Anyone who has observed any legislative body from city to state in California will have a hard time blaming bankers for not wanting to print money to bail out jurisdictions whose leaders have all the fiscal prudence of 20-something real estate sales persons. But, wait -- wasn't these same bankers whose reckless lending put those same realtors in their Hummers and Beamers a few years ago?
"The problem is that the financial system itself is rotten. This has turned today’s class war into a financial war, with the major tactic being to shape how voters perceive the problem. The trick is to make them think that cutting taxes will lower
their living costs and make housing cheaper, rather than enabling banks to take what the tax collector used to take. That is the key perception that needs to be spread: cutting taxes leaves more “free lunch” income available for banks to lend
against, loading the economy deeper into debt.

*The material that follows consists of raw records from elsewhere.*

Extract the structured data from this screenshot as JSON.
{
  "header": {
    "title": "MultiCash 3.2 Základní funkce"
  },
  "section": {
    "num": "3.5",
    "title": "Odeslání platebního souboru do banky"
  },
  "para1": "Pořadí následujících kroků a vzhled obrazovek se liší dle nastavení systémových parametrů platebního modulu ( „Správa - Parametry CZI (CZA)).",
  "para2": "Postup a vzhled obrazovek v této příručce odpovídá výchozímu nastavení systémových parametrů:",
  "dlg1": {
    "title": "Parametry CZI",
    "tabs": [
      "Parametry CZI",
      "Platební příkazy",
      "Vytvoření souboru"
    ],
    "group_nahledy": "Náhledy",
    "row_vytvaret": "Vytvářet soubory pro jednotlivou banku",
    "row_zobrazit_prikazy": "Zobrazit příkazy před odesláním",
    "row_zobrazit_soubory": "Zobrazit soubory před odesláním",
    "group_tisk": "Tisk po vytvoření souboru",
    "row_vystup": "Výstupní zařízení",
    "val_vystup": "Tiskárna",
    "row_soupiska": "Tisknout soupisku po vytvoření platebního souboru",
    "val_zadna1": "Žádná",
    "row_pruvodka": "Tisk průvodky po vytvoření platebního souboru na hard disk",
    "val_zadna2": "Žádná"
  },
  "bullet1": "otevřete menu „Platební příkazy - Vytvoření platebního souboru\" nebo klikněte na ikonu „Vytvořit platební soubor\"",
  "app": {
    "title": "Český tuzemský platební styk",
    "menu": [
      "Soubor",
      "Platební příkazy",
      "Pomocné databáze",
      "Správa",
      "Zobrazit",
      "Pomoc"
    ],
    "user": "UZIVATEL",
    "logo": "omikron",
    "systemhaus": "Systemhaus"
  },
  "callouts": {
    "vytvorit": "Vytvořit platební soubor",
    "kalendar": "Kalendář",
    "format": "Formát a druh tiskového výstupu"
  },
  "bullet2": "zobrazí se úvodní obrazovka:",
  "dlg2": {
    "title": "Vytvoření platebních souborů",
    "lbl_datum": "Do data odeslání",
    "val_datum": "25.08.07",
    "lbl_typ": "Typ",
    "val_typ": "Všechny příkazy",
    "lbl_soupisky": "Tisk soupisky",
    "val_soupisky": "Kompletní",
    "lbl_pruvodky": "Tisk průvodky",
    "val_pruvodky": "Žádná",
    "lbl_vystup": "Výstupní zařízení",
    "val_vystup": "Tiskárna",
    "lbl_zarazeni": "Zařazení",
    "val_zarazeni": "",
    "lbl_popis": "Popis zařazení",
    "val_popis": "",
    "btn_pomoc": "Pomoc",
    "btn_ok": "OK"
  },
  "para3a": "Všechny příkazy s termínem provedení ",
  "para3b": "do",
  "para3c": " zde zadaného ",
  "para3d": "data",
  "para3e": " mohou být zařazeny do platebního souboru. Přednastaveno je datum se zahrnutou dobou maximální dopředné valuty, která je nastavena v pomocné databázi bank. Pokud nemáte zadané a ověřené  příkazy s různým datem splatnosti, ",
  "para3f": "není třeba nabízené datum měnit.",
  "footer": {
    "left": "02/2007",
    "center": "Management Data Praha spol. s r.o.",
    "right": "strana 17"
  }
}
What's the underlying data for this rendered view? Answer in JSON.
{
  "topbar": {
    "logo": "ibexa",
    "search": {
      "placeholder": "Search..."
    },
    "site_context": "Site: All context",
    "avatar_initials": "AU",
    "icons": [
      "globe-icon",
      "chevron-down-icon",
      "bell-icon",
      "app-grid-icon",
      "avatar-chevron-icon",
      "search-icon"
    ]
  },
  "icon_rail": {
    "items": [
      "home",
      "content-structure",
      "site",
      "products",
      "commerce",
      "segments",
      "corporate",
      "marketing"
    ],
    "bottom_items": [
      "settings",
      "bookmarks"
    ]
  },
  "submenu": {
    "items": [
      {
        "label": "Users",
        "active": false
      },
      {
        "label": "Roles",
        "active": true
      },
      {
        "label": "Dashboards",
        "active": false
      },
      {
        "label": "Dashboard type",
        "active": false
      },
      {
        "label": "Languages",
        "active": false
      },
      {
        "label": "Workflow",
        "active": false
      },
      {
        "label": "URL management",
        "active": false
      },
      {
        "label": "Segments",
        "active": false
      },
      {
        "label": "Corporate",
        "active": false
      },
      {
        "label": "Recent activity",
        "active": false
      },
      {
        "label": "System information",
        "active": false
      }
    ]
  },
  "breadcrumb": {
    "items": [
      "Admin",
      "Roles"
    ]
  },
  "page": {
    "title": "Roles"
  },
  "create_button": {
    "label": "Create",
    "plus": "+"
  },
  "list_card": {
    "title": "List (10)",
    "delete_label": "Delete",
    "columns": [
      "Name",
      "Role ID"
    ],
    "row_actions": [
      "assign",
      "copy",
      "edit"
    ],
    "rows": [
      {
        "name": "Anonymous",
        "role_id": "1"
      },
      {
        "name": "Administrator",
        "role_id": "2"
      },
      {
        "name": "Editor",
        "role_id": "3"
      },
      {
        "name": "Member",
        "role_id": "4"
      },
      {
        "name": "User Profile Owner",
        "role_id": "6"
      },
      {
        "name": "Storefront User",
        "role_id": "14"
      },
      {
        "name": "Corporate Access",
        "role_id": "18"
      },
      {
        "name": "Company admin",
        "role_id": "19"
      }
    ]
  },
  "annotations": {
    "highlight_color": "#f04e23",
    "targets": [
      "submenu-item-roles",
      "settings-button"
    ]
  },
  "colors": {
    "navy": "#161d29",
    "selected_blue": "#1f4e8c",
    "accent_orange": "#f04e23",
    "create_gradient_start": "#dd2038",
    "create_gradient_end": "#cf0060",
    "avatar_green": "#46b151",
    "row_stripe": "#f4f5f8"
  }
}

"Here’s why the present track can’t possibly work. State and local pension funds are $3 trillion behind because they are only making 1% returns these days (the only safe return), not the 8+% that they were told to make in order to pay pensions by “capital” gains (that is, the bank-financed free lunch). The Fed is keeping interest rates low in an attempt to re-inflate real estate and other asset prices back to the happy decade of Bubblemeister Greenspan. If interest rates rise – by enough to enable California, Chicago and other localities to obtain enough interest to pay retirees what they promised – then banks will see the collateral for their mortgage loans fall." -- Michael Hudson, August 13, 2012.